Of particular poignancy, largely because I was unaware of this fact, is Bill’s description of the dark side of Michael’s heroin addiction in the 1970s and how he “turned his life around and became a beacon for countless others to lead clean and sober lives.”
Also unknown to me:
“By the end of 1977, Mike and Randy took out a ten-year lease on a downtown space that would become a popular haven for them and other like-minded musicians to put together new projects and experiment with impunity. Seventh Avenue South, as it was christened, would also become a notorious den of iniquity for those people who were interested in doing the wrong thing right. Coke fiends and fusion fans rubbed elbows at the downstairs bar and in the upstairs performance area, and the lines flowed like champagne. After all, it was the '70s.”
By the 1970s, Jazz had pretty much been abandoned by the national press. There was Downbeat and a few other specialty magazines and some newspapers offered the occasional column about Jazz, but the music had lost much of its following to Rock and this was reflected in the lack of coverage in news outlets.
Bill’s Brecker Bio offsets some of this obscurity with his accounts of Michael’s activities in New York, Japan and the international Jazz festivals such as Montreux in Switzerland during the 1970s and beyond.
On a more personal level, if you love “Love Stories,” Michael’s marriage to Susan Neustadt will tug at your heartstrings and Mike’s association with Darryl Pitt will make you wish that every prominent artist could have such a caring and competent manager. The scientifically curious side of Michael as manifested in his adoption of the EWI [the electronic wind instrument] reveals another side of the Brecker Genius. Others have played the EWI; no one has ever played it like Michael and Bill goes into a graphic, yet very readable, description as to why this is so.

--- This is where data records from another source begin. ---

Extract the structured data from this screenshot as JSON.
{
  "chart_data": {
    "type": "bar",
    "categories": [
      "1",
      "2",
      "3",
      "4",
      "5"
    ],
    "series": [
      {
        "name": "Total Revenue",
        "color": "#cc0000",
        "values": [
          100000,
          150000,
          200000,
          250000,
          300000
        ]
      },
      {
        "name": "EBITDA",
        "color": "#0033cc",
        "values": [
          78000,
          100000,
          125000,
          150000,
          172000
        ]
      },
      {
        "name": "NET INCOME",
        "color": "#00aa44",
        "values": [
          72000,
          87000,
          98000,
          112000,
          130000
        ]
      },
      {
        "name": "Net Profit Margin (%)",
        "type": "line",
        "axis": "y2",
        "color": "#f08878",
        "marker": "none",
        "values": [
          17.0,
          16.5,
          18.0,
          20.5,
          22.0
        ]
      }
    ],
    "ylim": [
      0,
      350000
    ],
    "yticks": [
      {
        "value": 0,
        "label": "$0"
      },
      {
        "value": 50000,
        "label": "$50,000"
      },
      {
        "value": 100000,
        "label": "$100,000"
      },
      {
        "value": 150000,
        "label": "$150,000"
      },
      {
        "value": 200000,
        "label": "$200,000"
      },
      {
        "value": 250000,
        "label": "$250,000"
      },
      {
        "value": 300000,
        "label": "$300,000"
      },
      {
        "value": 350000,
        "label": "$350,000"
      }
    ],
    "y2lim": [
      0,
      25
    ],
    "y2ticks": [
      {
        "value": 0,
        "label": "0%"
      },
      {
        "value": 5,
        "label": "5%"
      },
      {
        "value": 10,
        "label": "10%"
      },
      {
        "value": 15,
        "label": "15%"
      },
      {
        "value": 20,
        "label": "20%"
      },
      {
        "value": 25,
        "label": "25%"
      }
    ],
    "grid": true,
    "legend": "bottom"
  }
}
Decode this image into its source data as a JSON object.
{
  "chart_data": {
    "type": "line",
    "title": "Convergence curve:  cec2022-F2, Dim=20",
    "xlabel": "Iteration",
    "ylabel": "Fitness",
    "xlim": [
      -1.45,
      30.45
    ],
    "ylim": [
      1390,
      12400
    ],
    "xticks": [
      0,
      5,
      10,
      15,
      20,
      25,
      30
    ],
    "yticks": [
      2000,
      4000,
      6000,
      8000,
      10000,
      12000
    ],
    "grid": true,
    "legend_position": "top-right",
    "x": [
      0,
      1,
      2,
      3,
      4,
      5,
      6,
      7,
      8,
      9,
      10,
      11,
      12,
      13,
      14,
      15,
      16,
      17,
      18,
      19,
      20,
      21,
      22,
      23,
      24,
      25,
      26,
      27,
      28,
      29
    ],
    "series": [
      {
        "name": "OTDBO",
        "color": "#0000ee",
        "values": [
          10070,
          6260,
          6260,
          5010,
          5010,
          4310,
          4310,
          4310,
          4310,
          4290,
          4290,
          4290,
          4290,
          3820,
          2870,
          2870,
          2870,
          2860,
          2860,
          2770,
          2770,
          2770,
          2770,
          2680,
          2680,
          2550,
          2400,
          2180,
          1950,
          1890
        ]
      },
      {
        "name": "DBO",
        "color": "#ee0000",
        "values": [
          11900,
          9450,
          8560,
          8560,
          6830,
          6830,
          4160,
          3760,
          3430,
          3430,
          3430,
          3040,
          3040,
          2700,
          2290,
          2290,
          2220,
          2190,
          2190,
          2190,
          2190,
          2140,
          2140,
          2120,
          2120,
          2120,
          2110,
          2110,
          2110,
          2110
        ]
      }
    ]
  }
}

Thankfully, by 1987, we have Michael creating and issuing recordings under his own name and all nine of these are fully annotated by Bill.
The book contains a full discography of Michael’s recordings and concludes with an Appendix of “Testimonials to a Tenor Titan” by David Sanborn, Dave Liebman, Joshua Redman, Chris Potter, Joe Lovano, Bill Evans, Ravi Coltrane, Branford Marsalis, John McLaughlin, Tim Ries, Steve Slagle, Bob Mintzer, Adam Rogers, Chris Minh Doky, Ben Wendel, Chris Rogers, David Demsey, Rick Margitza, Michael Zilber, Bob Reynolds and Franco Ambrosetti.
Of course, throughout the book, Bill includes comments by many of the musicians who worked closely with Michael over the years, not the least of which were brother Randy, Pat Metheny, Herbie Hancock, John Patitucci, Jack DeJohnette, McCoy Tyner, Mike Stern, Peter Erskine, Jeff “Tain” Watts, Mike Mainieri and Antonio Sanchez among many, many others.
The word “tragic” is all-too-often associated with the word “genius” and, unfortunately, this turns out to be the case with Michael whose death from multiple myeloma in 2007 deprived the Jazz World of a singular voice and a very special human being.
“Michael Brecker was a player of tremendous heart and conviction, and a person of rare humility and kindness. His story is one for the ages.”
In the dedication he entered in the review copy he so graciously sent me Bill wrote:
“Steven - Hope you enjoy reading this sad and beautiful tale of the great Michael Brecker. He was a friend and a hero to me. I put my heart and soul into this one. All the best! Bill Milkowski.”
With the reading of each page in this definitive work, it shows Bill; it shows.
Taking on the responsibility of writing the biography of someone with the astounding abilities and legacy of Michael Brecker is no easy task. Bill Milkowski’s biography is fittingly the equal of the man and his music that it chronicles.
The book is available through all retail and online booksellers.